I would have expected:
if thisIsaLongCondition() and
    thisIsAnotherLongCondition(
       1, 2, 3, 4):
  x = true

If the second form is valid and good Nim style then I suggest using it rather than the original. However, if the original is the preferred style then this should be mentioned in the text since it is unusual.

Since Nim is case-sensitive I think it is bad to write wrongly cased names, e.g., ``Bool`` is a built-in type on line 589. This isn't true since Bool isn't anything, but bool is. So in these cases I'd always reword to avoid this problem (and that's what I've done -- and it also avoids "bool. Bool" which was ugly).
-rw-r--r--doc/tut1.rst12
1 files changed, 6 insertions, 6 deletions
diff --git a/doc/tut1.rst b/doc/tut1.rst
index 9ebc80689..277fb2988 100644
--- a/doc/tut1.rst
+++ b/doc/tut1.rst
@@ -489,10 +489,10 @@ Example:
   else:
     echo "unknown operating system"
 
-The ``when`` statement is almost identical to the ``if`` statement with some
+The ``when`` statement is almost identical to the ``if`` statement, but with these
 differences:
 
-* Each condition has to be a constant expression since it is evaluated by the
+* Each condition must be a constant expression since it is evaluated by the
   compiler.
 * The statements within a branch do not open a new scope.
 * The compiler checks the semantics and produces code *only* for the statements
@@ -516,8 +516,8 @@ In Nim there is a distinction between *simple statements* and *complex
 statements*. *Simple statements* cannot contain other statements:
 Assignment, procedure calls or the ``return`` statement belong to the simple
 statements. *Complex statements* like ``if``, ``when``, ``for``, ``while`` can
-contain other statements. To avoid ambiguities, complex statements always have
-to be indented, but single simple statements do not:
+contain other statements. To avoid ambiguities, complex statements must always
+be indented, but single simple statements do not:
 
 .. code-block:: nim
   # no indentation needed for single assignment statement:
@@ -586,9 +586,9 @@ false if they answered "no" (or something similar). A ``return`` statement
 leaves the procedure (and therefore the while loop) immediately.
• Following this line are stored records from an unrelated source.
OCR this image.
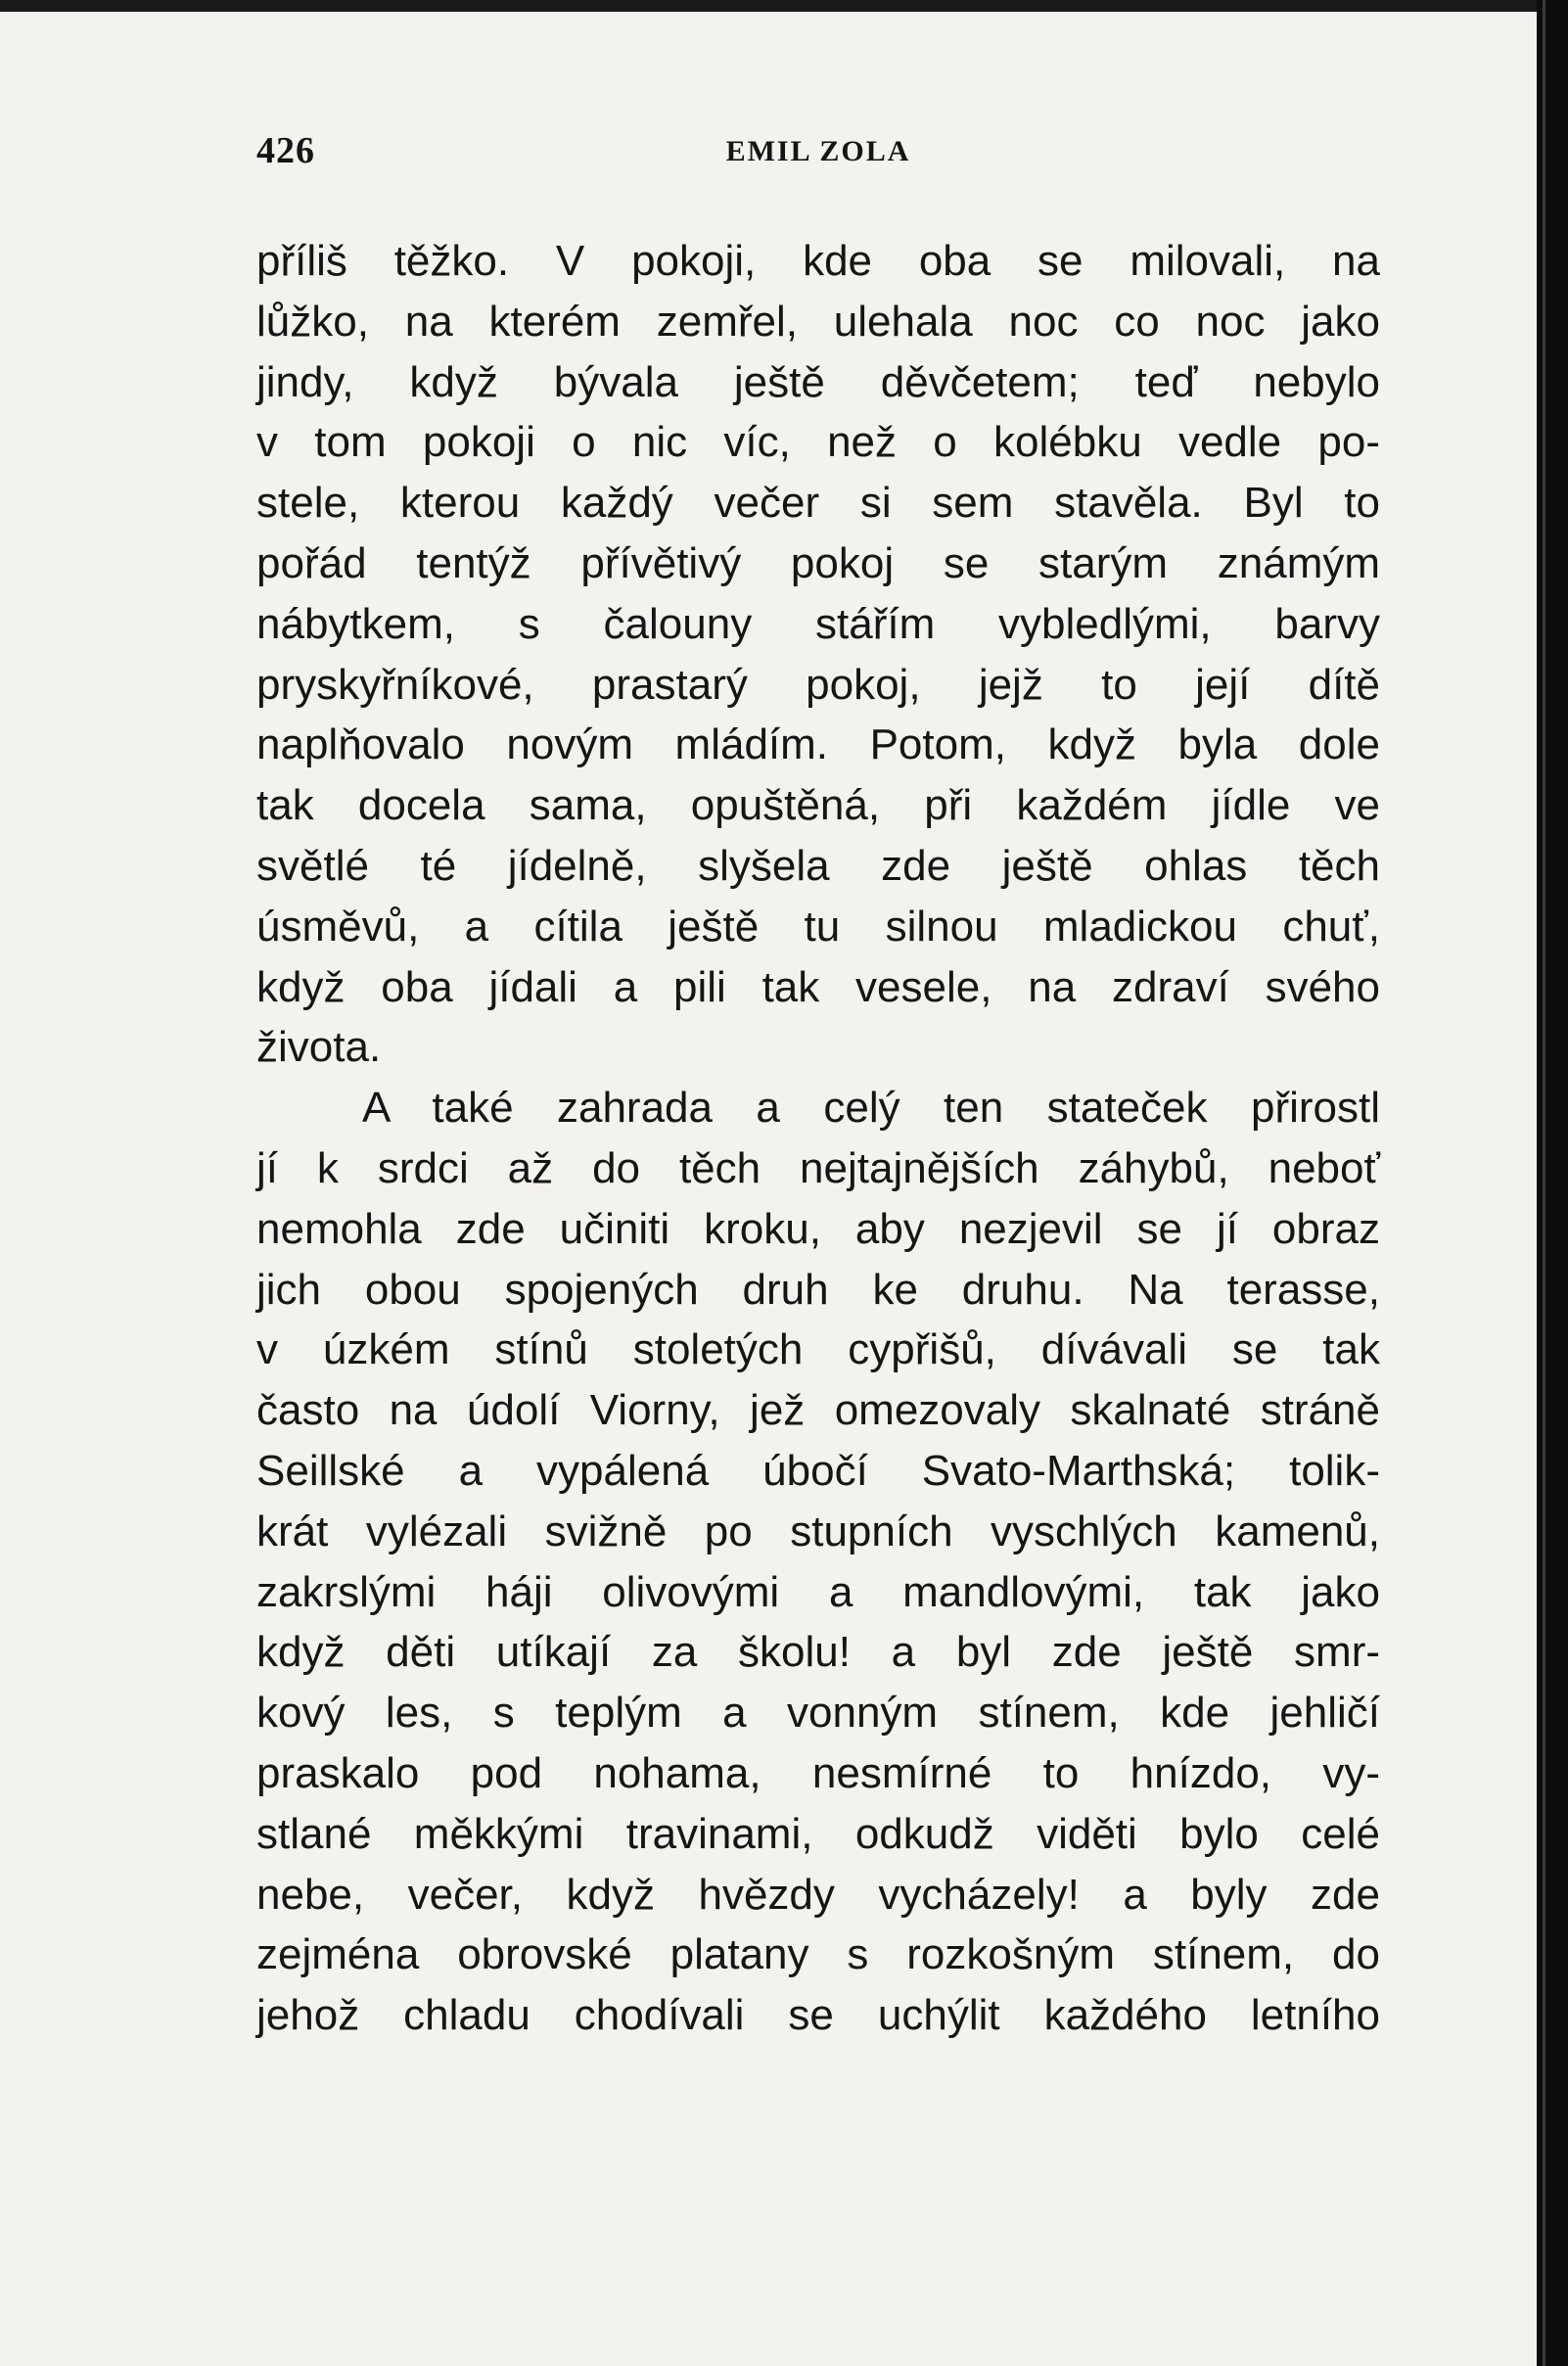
426	EMIL ZOLA
příliš těžko. V pokoji, kde oba se milovali, na
lůžko, na kterém zemřel, ulehala noc co noc jako
jindy, když bývala ještě děvčetem; teď nebylo
v tom pokoji o nic víc, než o kolébku vedle po-
stele, kterou každý večer si sem stavěla. Byl to
pořád tentýž přívětivý pokoj se starým známým
nábytkem, s čalouny stářím vybledlými, barvy
pryskyřníkové, prastarý pokoj, jejž to její dítě
naplňovalo novým mládím. Potom, když byla dole
tak docela sama, opuštěná, při každém jídle ve
světlé té jídelně, slyšela zde ještě ohlas těch
úsměvů, a cítila ještě tu silnou mladickou chuť,
když oba jídali a pili tak vesele, na zdraví svého
života.
A také zahrada a celý ten stateček přirostl
jí k srdci až do těch nejtajnějších záhybů, neboť
nemohla zde učiniti kroku, aby nezjevil se jí obraz
jich obou spojených druh ke druhu. Na terasse,
v úzkém stínů stoletých cypřišů, dívávali se tak
často na údolí Viorny, jež omezovaly skalnaté stráně
Seillské a vypálená úbočí Svato-Marthská; tolik-
krát vylézali svižně po stupních vyschlých kamenů,
zakrslými háji olivovými a mandlovými, tak jako
když děti utíkají za školu! a byl zde ještě smr-
kový les, s teplým a vonným stínem, kde jehličí
praskalo pod nohama, nesmírné to hnízdo, vy-
stlané měkkými travinami, odkudž viděti bylo celé
nebe, večer, když hvězdy vycházely! a byly zde
zejména obrovské platany s rozkošným stínem, do
jehož chladu chodívali se uchýlit každého letního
The
 ``(question: string): bool`` syntax describes that the procedure expects a
 parameter named ``question`` of type ``string`` and returns a value of type
-``bool``. ``Bool`` is a built-in type: the only valid values for ``bool`` are
+``bool``. The ``bool`` type is built-in: the only valid values for ``bool`` are
 ``true`` and ``false``.
-The conditions in if or while statements should be of the type ``bool``.
+The conditions in if or while statements must be of type ``bool``.
 
 Some terminology: in the example ``question`` is called a (formal) *parameter*,
 ``"Should I..."`` is called an *argument* that is passed to this parameter.